As we cruised down the ICW last year, I often wished that there was a Google Maps with ICW specific information -- everything from the magenta line itself to Anchorages, West Marines, Free Docks, etc. I really wanted to be able to search and see what anchorages were there within a day of my current position that were greater than our draft. I never really found anything that I really liked so I thought that maybe I could develop something myself (maybe a big mistake!).

I have created a site that is still VERY EARLY IN THE DEVELOPMENT process: http://clearboxsolutions.com/icw I started working on it hard but have lost a little bit of steam. I would appreciate feedback from anyone to determine if it is worth continuing development effort.

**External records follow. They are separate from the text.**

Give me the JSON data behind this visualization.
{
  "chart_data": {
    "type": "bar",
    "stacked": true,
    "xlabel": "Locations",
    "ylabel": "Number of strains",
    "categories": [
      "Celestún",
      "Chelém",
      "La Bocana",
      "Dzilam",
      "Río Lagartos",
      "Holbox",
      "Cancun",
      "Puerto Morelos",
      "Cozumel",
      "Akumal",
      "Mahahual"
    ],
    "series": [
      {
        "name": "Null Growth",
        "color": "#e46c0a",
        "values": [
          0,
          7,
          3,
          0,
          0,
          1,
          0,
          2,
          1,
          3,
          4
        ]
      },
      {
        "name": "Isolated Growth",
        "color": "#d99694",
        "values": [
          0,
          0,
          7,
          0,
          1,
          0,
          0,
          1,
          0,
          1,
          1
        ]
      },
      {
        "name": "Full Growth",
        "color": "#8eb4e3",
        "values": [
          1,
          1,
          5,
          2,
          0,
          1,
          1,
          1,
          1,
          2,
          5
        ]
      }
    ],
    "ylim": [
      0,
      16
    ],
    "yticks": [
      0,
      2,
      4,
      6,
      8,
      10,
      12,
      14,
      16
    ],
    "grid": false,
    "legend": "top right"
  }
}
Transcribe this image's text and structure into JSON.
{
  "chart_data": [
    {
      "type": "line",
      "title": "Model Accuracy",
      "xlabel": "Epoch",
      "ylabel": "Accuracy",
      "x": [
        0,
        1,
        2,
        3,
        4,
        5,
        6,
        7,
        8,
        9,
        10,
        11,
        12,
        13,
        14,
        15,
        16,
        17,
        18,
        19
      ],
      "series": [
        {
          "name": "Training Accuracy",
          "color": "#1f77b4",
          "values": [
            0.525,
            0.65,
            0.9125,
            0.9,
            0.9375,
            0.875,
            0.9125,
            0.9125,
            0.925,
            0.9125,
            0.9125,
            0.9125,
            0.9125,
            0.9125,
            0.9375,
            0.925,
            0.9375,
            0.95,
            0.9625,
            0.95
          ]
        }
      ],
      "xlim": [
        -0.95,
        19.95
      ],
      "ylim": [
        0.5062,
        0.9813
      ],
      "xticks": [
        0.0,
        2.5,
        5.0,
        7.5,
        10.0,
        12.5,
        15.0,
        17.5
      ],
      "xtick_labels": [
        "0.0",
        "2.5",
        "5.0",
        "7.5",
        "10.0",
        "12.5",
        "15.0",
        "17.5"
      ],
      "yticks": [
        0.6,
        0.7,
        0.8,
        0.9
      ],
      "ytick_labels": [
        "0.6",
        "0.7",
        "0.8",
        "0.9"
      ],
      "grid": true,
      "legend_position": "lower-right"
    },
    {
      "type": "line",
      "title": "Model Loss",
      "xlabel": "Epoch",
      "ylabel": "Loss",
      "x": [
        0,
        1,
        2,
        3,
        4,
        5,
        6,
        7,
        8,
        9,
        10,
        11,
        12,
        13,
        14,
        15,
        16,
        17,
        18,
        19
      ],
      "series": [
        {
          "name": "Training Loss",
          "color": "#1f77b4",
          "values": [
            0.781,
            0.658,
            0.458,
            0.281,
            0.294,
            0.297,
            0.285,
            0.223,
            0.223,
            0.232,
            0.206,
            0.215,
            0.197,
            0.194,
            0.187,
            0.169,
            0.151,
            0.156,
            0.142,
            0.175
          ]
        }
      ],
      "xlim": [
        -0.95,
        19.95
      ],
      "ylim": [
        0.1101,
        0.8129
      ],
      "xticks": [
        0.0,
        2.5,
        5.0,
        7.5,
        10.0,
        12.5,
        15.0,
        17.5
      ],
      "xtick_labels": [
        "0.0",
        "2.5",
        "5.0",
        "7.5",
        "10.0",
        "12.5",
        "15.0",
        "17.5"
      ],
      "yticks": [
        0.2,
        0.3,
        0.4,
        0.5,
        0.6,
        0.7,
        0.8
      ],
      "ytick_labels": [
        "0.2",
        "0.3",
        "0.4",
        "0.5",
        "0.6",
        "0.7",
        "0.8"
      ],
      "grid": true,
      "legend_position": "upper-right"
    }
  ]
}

I envision it as a Wikipedia type site where users can add and modify any entries (I know that I certainly wouldn't be able to keep it up to date with everything).

It has many know issues:

* The SQL server seems to run really slowly on the service provider I'm using (GoDaddy.com). This makes the map content load fairly slowly. I have seen it take as long as 30-60 sec for the query to run that populates the magenta line!! I think this is a matter of getting a better hosting option at some point.
* It doesn't geolocate (determine where you are) right now. It always loads up at mile 0 in Norfolk.
* There is no decluttering if a lot of stuff gets added and you zoom way out.
* There is no mechanism to delete entries. I don't know how to handle this. Maybe have a link to a form that sends an email to me suggesting removal?
* I have done the development on Firefox. I have no idea if or how well it runs with other browsers. I do know that it doesn't load on my Android phone work a dang!
* Lots of features that I would like to add: Panoramio layer, online help, Android app,...

Thanks!
Mike


----------



## RonRelyea (Nov 18, 2009)

*re: google maps for icw*

have you checked out activecaptain.com ??? interactive cruising guidebook


----------



## ebs001 (May 8, 2006)

Try Skipper Bob's guides. All the work has been done. I have always used "Anchorages Along the ICW" and "Marinas Along the ICW". At a total cost of $32.00 they cannot be beat for value and they contain all the anchorages distances depths, marinas and their services, shopping. Thousands of hours went into them with in put from hundres of boaters. No need to re-invent the wheel. 
Publications available here. http://www.waterwayguide.com/shipstore/index.php?cPath=29


----------



## SVAuspicious (Oct 31, 2006)

For online material ActiveCaptain.com is the best there is, and it is great. On paper I like the Stockwell guide (much like AAA triptiks). I have the Skipper Bob guides but find I don't use them much. I do tend to avoid the ICW in favor of going outside as much as possible so my perspective may be a little unusual.


----------



## wingNwing (Apr 28, 2008)

I'm also a fan of cruisersnet.net - its crowdsourced, but moderated. Good info down the ICW. If the info was all in one place, mappable as Epic described, and didn't take too much bandwidth to download, I'd be in my happy world...


----------



## CaptainForce (Jan 1, 2006)

I like the advise above, but I would comment about your referrence to the "Magenta Line". The real world trumps the magenta line and many a cruiser has run aground on the magenta line! There are many dynamic areas of the ICW that should never have been cursed with the magenta line. Take care and jnoy, Aythya crew


----------



## EpicAdventure (May 18, 2006)

It looks like ActiveCaptain really does what I had in mind. Looks like a really nice site.


----------